Imagine for a moment that we could give a comic to an artificial intelligence and it would give us back an animation video based on it, but having filled in the gaps between vignettes . It would revolutionize the animation industry, right?
Well, that is exactly what could be achieved by a team of Google AI researchers : “advances in machine vision and machine learning make it an increasingly tangible goal,” they say in the research paper ( PDF ) .
For now, they have managed to generate realistic videos counting only on the first and last frame of them, and inferring from them the most ‘plausible’ intermediate frames , through a process known as ‘inbetweening’.
This technology is based on the use of convolutional neural networks , a model inspired by the functioning of neurons that can be found in the primary visual cortex of a biological brain, and that is why it is usually used in image analysis tasks.
In this case, it has three components : a 2D image decoding network, another generation of 3D latent representations and a final video generator.

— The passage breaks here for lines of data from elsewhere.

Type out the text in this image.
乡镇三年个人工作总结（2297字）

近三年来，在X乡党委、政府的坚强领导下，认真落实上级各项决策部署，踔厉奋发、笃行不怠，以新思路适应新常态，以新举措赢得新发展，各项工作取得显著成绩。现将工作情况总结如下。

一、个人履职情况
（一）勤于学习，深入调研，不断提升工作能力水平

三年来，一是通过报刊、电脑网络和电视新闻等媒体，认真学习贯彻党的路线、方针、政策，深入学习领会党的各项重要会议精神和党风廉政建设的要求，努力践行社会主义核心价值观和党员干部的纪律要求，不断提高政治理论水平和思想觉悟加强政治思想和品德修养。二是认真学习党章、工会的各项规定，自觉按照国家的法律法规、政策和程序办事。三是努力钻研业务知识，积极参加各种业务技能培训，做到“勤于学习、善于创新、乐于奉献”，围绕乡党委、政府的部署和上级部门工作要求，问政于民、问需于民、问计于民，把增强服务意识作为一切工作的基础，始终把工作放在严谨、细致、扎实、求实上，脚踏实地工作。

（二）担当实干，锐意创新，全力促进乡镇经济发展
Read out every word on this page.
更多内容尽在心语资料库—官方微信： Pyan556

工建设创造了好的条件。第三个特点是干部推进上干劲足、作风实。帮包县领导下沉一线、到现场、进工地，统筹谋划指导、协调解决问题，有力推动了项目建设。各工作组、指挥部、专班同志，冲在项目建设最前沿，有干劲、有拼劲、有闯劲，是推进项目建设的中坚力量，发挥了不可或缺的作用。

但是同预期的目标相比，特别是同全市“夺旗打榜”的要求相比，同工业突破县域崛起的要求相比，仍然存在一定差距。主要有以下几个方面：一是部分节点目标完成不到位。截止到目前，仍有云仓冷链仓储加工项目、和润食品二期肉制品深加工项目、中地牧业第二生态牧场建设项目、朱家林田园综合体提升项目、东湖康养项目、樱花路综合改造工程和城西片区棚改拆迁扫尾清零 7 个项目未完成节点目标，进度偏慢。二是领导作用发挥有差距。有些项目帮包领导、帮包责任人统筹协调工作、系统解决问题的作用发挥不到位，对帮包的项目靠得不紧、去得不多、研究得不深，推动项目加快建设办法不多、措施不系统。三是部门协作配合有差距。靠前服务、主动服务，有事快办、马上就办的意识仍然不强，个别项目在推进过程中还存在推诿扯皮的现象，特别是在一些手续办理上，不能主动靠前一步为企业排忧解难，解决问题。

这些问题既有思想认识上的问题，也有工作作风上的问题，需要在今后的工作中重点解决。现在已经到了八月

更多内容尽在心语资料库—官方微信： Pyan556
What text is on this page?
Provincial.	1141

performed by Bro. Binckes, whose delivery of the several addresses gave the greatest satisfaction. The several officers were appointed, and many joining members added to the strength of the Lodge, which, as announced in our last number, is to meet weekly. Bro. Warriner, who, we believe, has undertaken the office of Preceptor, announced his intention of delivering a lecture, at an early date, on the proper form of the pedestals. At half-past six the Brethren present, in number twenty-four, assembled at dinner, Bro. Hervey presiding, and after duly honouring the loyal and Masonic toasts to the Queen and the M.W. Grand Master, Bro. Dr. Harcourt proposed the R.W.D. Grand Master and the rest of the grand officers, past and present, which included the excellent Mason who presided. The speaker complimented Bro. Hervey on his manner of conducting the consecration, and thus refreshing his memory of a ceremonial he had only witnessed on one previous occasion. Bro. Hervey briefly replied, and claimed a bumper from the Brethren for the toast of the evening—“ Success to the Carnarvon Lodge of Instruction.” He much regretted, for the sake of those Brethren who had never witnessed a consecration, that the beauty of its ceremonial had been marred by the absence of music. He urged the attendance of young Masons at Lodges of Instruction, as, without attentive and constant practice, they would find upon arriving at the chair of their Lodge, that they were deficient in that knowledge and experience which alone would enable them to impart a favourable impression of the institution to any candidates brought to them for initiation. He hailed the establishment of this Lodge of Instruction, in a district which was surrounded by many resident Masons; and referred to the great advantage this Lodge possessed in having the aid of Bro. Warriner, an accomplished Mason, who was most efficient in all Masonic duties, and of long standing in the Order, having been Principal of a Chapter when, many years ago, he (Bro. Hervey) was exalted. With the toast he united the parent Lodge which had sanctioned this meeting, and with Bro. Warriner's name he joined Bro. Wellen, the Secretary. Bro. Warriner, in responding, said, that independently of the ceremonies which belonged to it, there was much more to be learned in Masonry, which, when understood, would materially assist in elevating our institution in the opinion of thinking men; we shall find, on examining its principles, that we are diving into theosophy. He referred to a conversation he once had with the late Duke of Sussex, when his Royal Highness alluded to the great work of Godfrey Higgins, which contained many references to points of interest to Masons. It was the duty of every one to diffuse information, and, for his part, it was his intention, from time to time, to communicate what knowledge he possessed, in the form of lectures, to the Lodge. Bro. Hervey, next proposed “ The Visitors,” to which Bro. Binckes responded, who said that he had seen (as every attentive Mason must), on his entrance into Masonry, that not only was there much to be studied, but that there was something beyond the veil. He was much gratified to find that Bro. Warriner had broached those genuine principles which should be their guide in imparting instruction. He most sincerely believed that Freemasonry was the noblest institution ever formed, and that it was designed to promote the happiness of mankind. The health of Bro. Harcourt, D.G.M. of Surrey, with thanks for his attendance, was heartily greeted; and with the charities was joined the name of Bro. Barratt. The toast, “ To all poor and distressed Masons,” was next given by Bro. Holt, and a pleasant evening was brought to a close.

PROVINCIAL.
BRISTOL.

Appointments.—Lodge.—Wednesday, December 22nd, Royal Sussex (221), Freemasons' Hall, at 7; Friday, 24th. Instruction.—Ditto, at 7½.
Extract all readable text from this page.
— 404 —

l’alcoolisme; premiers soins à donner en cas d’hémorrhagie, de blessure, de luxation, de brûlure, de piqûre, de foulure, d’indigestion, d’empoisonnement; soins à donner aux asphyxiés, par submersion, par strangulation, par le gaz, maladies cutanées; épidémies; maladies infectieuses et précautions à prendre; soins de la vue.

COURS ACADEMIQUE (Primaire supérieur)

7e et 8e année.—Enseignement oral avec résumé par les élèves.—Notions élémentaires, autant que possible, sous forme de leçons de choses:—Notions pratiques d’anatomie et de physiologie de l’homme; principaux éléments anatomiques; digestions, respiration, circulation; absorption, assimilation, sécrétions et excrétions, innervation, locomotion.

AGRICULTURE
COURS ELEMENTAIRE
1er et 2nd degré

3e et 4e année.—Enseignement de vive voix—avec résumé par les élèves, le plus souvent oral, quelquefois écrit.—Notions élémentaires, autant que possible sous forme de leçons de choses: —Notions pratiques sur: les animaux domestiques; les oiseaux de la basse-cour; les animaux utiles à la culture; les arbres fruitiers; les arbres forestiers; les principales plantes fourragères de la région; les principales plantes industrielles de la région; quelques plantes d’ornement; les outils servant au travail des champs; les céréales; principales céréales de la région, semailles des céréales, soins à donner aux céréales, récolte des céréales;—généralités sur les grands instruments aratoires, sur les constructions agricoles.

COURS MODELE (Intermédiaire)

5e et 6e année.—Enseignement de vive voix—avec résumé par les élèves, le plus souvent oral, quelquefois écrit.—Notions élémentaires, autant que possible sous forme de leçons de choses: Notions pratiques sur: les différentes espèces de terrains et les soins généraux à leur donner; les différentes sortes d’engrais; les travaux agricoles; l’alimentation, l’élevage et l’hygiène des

“The key to the success of this technique lies in having a component dedicated to learning to represent latent video, regardless of the final stage of video decoding.”
Another twist
Shortly after presenting this paper, another team of researchers (this time from Google Research) presented another system based on artificial intelligence that, in this case, even dispensed with the initial and final frames: it is capable of generating videos from scratch , and (Here lies the novelty) so that the result is as diverse as realistic . That is to say, as it already happens with the ‘photos’ of deepfake faces.
To do this, they have made use of an open source video dataset called Kinetics, whose clips include elements such as camera movements, interaction with complete objects and a wide range of human movements . You can find more information in the corresponding paper ( PDF ).